Pocos días más tarde, tras un largo regateo, el rey se decidió a aceptar la propuesta de las Cortes valencianas de conceder únicamente un servicio de 1.080.000 ducados. Esa cantidad, que se consideraba suficiente para mantener a 1.000 soldados de infantería durante un periodo de quince años, sólo debía utilizarse para pagar voluntarios valencianos o gente de fuera del reino, debido a la escasez de recursos humanos de la región, por lo que se dañaba seriamente el espíritu integrador de la Unión de Armas. Inmediatamente el rey prosiguió el viaje oficial hasta Barcelona, dejando las Cortes de Aragón, todavía reunidas, bajo la presidencia de Monterrey. La comitiva entró en la Ciudad Condal el 26 de marzo con la esperanza de que las Cortes catalanas llegaran a responder favorablemente al importante proyecto de comunidad defensiva que se les iba a exponer, concediendo los 16.000 hombres pagados que el rey les solicitaba. Pero en seguida se vio la inutilidad del intento. Tras una serie de negociaciones infructuosas, Olivares optó por solicitar dinero en vez de soldados, siguiendo el precedente utilizado en las Cortes de Valencia, mas ni aún así logró sus objetivos. Exasperados, el rey y su séquito salieron el 4 de mayo de Barcelona en dirección a Madrid sin previo aviso, dejando a las Cortes aún en sesión. Sin embargo, y a pesar de los reveses sufridos, los planes de Unión de Armas no se pensaban abandonar, y menos en ese momento en que las arcas castellanas estaban exhaustas. Las Cortes aragonesas, que habían continuado reunidas, finalmente ofrecieron 2.000 hombres pagados durante quince años o el equivalente para su mantenimiento en dinero. Esto dio el suficiente ánimo al rey para que el 25 de julio de 1.626 declarara oficialmente inaugurada la Unión de Armas. Después de asignar a Perú una cuota de 350.000 ducados y a México otra de 250.000, incrementando con ello la fuerte presión fiscal que ya soportaban, quedaba implicar en el proyecto a las posesiones italianas, Flandes, Portugal y la porfiada Cataluña, pero, quizá salvo en estas dos últimas provincias, en Madrid no se creía que al respecto pudiera haber excesivas dificultades. En el fondo se había conseguido lo más difícil, esto es, romper con la tradición incitando a las distintas partes de la Monarquía española a la idea de cooperar, aunque al principio fuera ligeramente, en la defensa global de la misma frente al ataque de cualquiera de sus múltiples enemigos externos.

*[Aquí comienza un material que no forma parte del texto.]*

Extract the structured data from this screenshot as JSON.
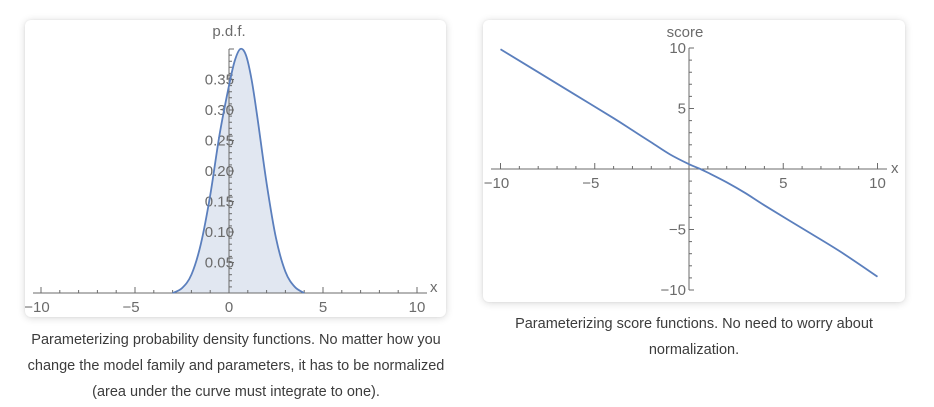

Mientras tanto, la situación en centroeuropa había experimentado un cambio significativo desde que, a principios de 1.625, Dinamarca se había comprometido a entrar en guerra contra el emperador. La insistencia diplomática de los protestantes holandeses, alemanes o ingleses y de la propia Francia —a través del agente de Richelieu, Corumenin— había terminado por convencer al rey danés Cristian IV de la necesidad de su intervención para frenar el avance católico y de los Habsburgo en el norte de Europa. Cristian IV, que a su vez era príncipe del Imperio en tanto duque de Holstein, tenía sus propios y ambiciosos planes de dominio sobre el norte de Alemania, que chocaban de lleno con el grado de influencia que venían adquiriendo el emperador, España y Baviera en la zona, basados en aumentar el poder económico de Dinamarca en el mar del Norte y Báltico mediante la posesión de los comercialmente estratégicos obispados secularizados de Bremen, Verden y Osnabrück, que se unirían al lucrativo dominio del estrecho del Sund y de la desembocadura del Elba. Por esta razón, cuando los enemigos de los Habsburgo le ofrecieron su apoyo si se decidía a intervenir en la guerra, el rey danés no lo dudó, esperando, a su vez, al presentarse como salvador de los principados protestantes del Imperio, contrarrestar la cada vez mayor influencia, tras las últimas victorias sobre Polonia, de su gran rival escandinavo, Gustavo Adolfo de Suecia. Pronto pudo comprobar, empero, que apenas llegaban las ayudas prometidas y que, salvo por las tropas de Ernesto de Mansfeld, integradas en el contingente de Cristian en virtud de la Convención de La Haya de diciembre de 1.625, únicamente podía contar con sus propias fuerzas.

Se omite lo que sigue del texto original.